HOW TO SET A TABLE


Setting the table properly adds a sense of occasion to any meal time.
 
If you're hosting a celebratory meal, a dinner party, family lunch or an evening meal for two, here's our guide to table setting etiquette.

HOW TO LAY YOUR TABLE

Dinner plates

Dinner plates should sit in the centre of the place setting.

Side plates

Side plates always go to the left of the dinner plate, with a butter knife sitting on top of the plate.

Glassware

Glassware should be set above and to the right of the dinner plate with a red wine glass, a white wine glass and a water glass.

Tea and coffee

Teacup and saucer and teaspoon are placed on the table after the dessert has been cleared away.

Cutlery placement

Place your cutlery on the table in the order of use, starting from the outside and working inwards with each course.

Forks should be set to the left of the plate, with knives placed to the right, blade edges facing inwards Soup spoons should be placed on the right of the knives.

Place the dessert fork and dessert spoon above the plate, with the fork prongs facing right and the spoon bowl facing left.

Make your table decor even more special, with the addition of a few extra accessories.

A tablecloth

Nothing says 'special occasion' more than a crisp white linen tablecloth.
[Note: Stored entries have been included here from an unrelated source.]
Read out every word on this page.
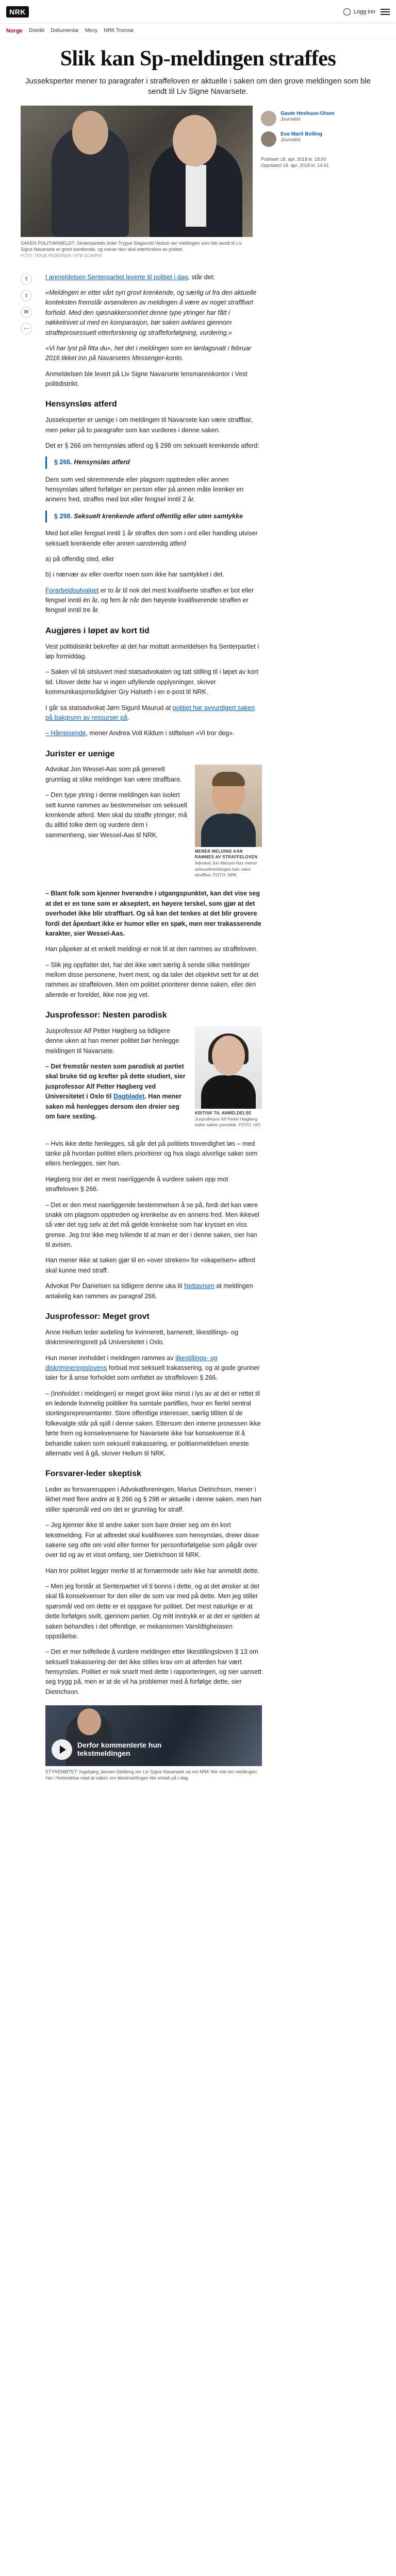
NRK	Logg inn
Norge Distrikt Dokumentar Meny NRK Tromsø
Slik kan Sp-meldingen straffes

Jusseksperter mener to paragrafer i straffeloven er aktuelle i saken om den grove meldingen som ble sendt til Liv Signe Navarsete.

SAKEN POLITIANMELDT: Senterpartiets leder Trygve Slagsvold Vedum ser meldingen som ble sendt til Liv Signe Navarsete er grovt krenkende, og mener den skal etterforskes av politiet.
FOTO: TERJE PEDERSEN / NTB SCANPIX

Gaute Heshuus-Olsen
Journalist
Eva Marit Bolling
Journalist
Publisert 18. apr. 2018 kl. 18:00
Oppdatert 18. apr. 2018 kl. 14:41
f
t
✉
⋯

I anmeldelsen Senterpartiet leverte til politiet i dag, står det:

«Meldingen er etter vårt syn grovt krenkende, og særlig ut fra den aktuelle konteksten fremstår avsenderen av meldingen å være av noget straffbart forhold. Med den sjøsnakkersomhet denne type ytringer har fått i nøkkelnivet ut med en komparasjon, bør saken avklares gjennom straffeprosessuelt etterforskning og straffeforfølgning, vurdering.»

«Vi har lyst på fitta du», het det i meldingen som en lørdagsnatt i februar 2016 tikket inn på Navarsetes Messenger-konto.

Anmeldelsen ble levert på Liv Signe Navarsete lensmannskontor i Vest politidistrikt.

Hensynsløs atferd

Jusseksperter er uenige i om meldingen til Navarsete kan være straffbar, men peker på to paragrafer som kan vurderes i denne saken.

Det er § 266 om hensynsløs atferd og § 298 om seksuelt krenkende atferd:

§ 266. Hensynsløs atferd

Dem som ved skremmende eller plagsom opptreden eller annen hensynsløs atferd forfølger en person eller på annen måte krenker en annens fred, straffes med bot eller fengsel inntil 2 år.

§ 298. Seksuelt krenkende atferd offentlig eller uten samtykke

Med bot eller fengsel inntil 1 år straffes den som i ord eller handling utviser seksuelt krenkende eller annen uanstendig atferd

a) på offentlig sted, eller

b) i nærvær av eller overfor noen som ikke har samtykket i det.

Forarbeidsutvalget er to år til nok det mest kvalifiserte straffen er bot eller fengsel inntil én år, og fem år når den høyeste kvalifiserende straffen er fengsel inntil tre år.

Augjøres i løpet av kort tid

Vest politidistrikt bekrefter at det har mottatt anmeldelsen fra Senterpartiet i løp formiddag.

– Saken vil bli sitsluvert med statsadvokaten og tatt stilling til i løpet av kort tid. Utover dette har vi ingen utfyllende opplysninger, skriver kommunikasjonsrådgiver Gry Halseth i en e-post til NRK.

I går sa statsadvokat Jørn Sigurd Maurud at politiet har avvurdigert saken på bakgrunn av ressurser på.

– Hårreisende, mener Andrea Voll Kildum i stiftelsen «Vi tror deg».

Jurister er uenige

MENER MELDING KAN RAMMES AV STRAFFELOVEN
Advokat Jon Wessel-Aas mener seksuelkrenkingen kan være straffbar. FOTO: NRK

Advokat Jon Wessel-Aas som på generelt grunnlag at slike meldinger kan være straffbare.

– Den type ytring i denne meldingen kan isolert sett kunne rammes av bestemmelser om seksuelt krenkende atferd. Men skal du straffe ytringer, må du alltid tolke dem og vurdere dem i sammenheng, sier Wessel-Aas til NRK.

– Blant folk som kjenner hverandre i utgangspunktet, kan det vise seg at det er en tone som er akseptert, en høyere terskel, som gjør at det overhodet ikke blir straffbart. Og så kan det tenkes at det blir grovere fordi det åpenbart ikke er humor eller en spøk, men mer trakasserende karakter, sier Wessel-Aas.

Han påpeker at et enkelt meldingi er nok til at den rammes av straffeloven.

– Slik jeg oppfatter det, har det ikke vært særlig å sende slike meldinger mellom disse personene, hvert mest, og da taler det objektivt sett for at det rammes av straffeloven. Men om politiet prioriterer denne saken, eller den allerede er foreldet, ikke noe jeg vet.

Jusprofessor: Nesten parodisk

KRITISK TIL ANMELDELSE
Jusprofessor Alf Petter Høgberg kaller saken parodisk. FOTO: UiO

Jusprofessor Alf Petter Høgberg sa tidligere denne uken at han mener politiet bør henlegge meldingen til Navarsete.

– Det fremstår nesten som parodisk at partiet skal bruke tid og krefter på dette studiert, sier jusprofessor Alf Petter Høgberg ved Universitetet i Oslo til Dagbladet. Han mener saken må henlegges dersom den dreier seg om bare sexting.

– Hvis ikke dette henlegges, så går det på politiets troverdighet løs – med tanke på hvordan politiet ellers prioriterer og hva slags alvorlige saker som ellers henlegges, sier han.

Høgberg tror det er mest naerliggende å vurdere saken opp mot straffeloven § 266.

– Det er den mest naerliggende bestemmelsen å se på, fordi det kan være snakk om plagsom opptreden og krenkelse av en annens fred. Men ikkevel så vær det syg selv at det må gjelde krenkelse som har krysset en viss grense. Jeg tror ikke meg tvilende til at man er der i denne saken, sier han til avisen.

Han mener ikke at saken gjør til en «over streken» for «skapelsen» atferd skal kunne med straff.

Advokat Per Danielsen sa tidligere denne uka til Nettavisen at meldingen antakelig kan rammes av paragraf 266.

Jusprofessor: Meget grovt

Anne Hellum leder avdeling for kvinnerett, barnerett, likestillings- og diskrimineringsrett på Universitetet i Oslo.

Hun mener innholdet i meldingen rammes av likestillings- og diskrimineringslovens forbud mot seksuell trakassering, og at gode grunner taler for å anse forholdet som omfattet av straffeloven § 266.

– (Innholdet i meldingen) er meget grovt ikke minst i lys av at det er rettet til en ledende kvinnelig politiker fra samtale partiflles, hvor en fierlel sentral stortingsrepresentanter. Store offentlige interesser, særlig tilliten til de folkevalgte står på spill i denne saken. Ettersom den interne prosessen ikke førte frem og konsekvensene for Navarsete ikke har konsekvense til å behandle saken som seksuell trakassering, er politianmeldelsen eneste alternativ ved å gå, skriver Hellum til NRK.

Forsvarer-leder skeptisk

Leder av forsvareruppen i Advokatforeningen, Marius Dietrichson, mener i likhet med flere andre at § 266 og § 298 er aktuelle i denne saken, men han stiller spørsmål ved om det er grunnlag for straff.

– Jeg kjenner ikke til andre saker som bare dreier seg om én kort tekstmelding. For at alltredet skal kvalifiseres som hensynsløs, dreier disse sakene seg ofte om vold eller former for personforfølgelse som pågår over over tid og av et visst omfang, sier Dietrichson til NRK.

Han tror politiet legger merke til at fornærmede selv ikke har anmeldt dette.

– Men jeg forstår at Senterpartiet vil ti bonns i dette, og at det ønsker at det skal få konsekvenser for den eller de som var med på dette. Men jeg stiller spørsmål ved om dette er et oppgave for politiet. Det mest naturlige er at dette forfølges sivilt, gjennom partiet. Og mitt inntrykk er at det er sjelden at saken behandles i det offentlige, er mekanismen Varsldtigheiasen oppståelse.

– Det er mer tvilfellede å vurdere meldingen etter likestillingsloven § 13 om seksuell trakassering der det ikke stilles krav om at atferden har vært hensynsløs. Politiet er nok snarlt med dette i rapporteringen, og sier uansett seg trygg på, men er at de vil ha problemer med å forfølge dette, sier Dietrichson.

Derfor kommenterte hun tekstmeldingen

STYREMØTET: Ingebjørg Jensen-Stolberg om Liv Signe Navarsete sa om NRK fikk vite om meldingen. Her i forbindelse med at saken om tekstmeldingen ble omtalt på i dag.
Your tablecloth should fall at least a foot below the top of the table but not be closer than 15cm to the ground.

Before spreading the tablecloth, it's a good idea to lay a table protector over the table to prevent spillages or hot dishes from marking it.

Napkins

There are no hard and fast rules when it comes to napkins. Either fold a napkin in half and place it to the left of the plate, underneath the forks, or fold napkins and place in the centre of the dinner plate. Napkin rings add to the sense of occasion.

Choose linen or cotton napkins for formal dinners, or high-quality paper napkins for a more casual dining experience.

Cup and saucer

Always set the cup and saucer for tea or coffee - along with a suitable stirring spoon - a few centimetres to the right above the outermost piece of cutlery. These should only be brought out after the dessert course is finished and the setting is cleared away.

Bread and butter plate

This small round plate, commonly called a side plate, should be set to the left of the forks. It can also be placed slightly above the forks, as long as it remains to the left of the dinner plate. Place a small butter knife or butter blade horizontally over the plate, the blade facing to the left.

Glassware and barware

Select beautiful glassware for your table to add texture and height. We recommend lead crystal glass for special occasions and a wine coaster to protect your tablecloth.

Extra cutlery

There's plenty of specialist cutlery available if you plan on serving something a little different. Steak Knives, Fish Eaters and Pastry Forks, Oyster Forks, Lobster Picks, Snail Tongs can all be added to the formal table setting. All of these are available in the Radford cutlery range. Always remember to place them in order of use.

Finishing touches

Bring personality to your table with additional decor. Salt and pepper mills, Candlesticks, flowers, name cards, runner and napkin rings can all be added to dress up a table.

Adding texture and colour with help your guests feel warmly welcomed.
Build your collection of little extras so you can change and mix up depending on the occasion.

Add Texture

Consider adding and layering different textures to your table, you can do this with our textured cutlery patterns such as Honeybourne or Palm which all add an extra dimension and catch the light beautifully.

Use placemats made of natural fibres, with matching or contrasting tablecloths and add natural greenery or small vases of flowers to add colour and height.

Candlelight

Soft candlelight brings a sense of occasion and romance to your table.

Use tea lights for a gentle glow and taller candlesticks as a centrepiece for your table.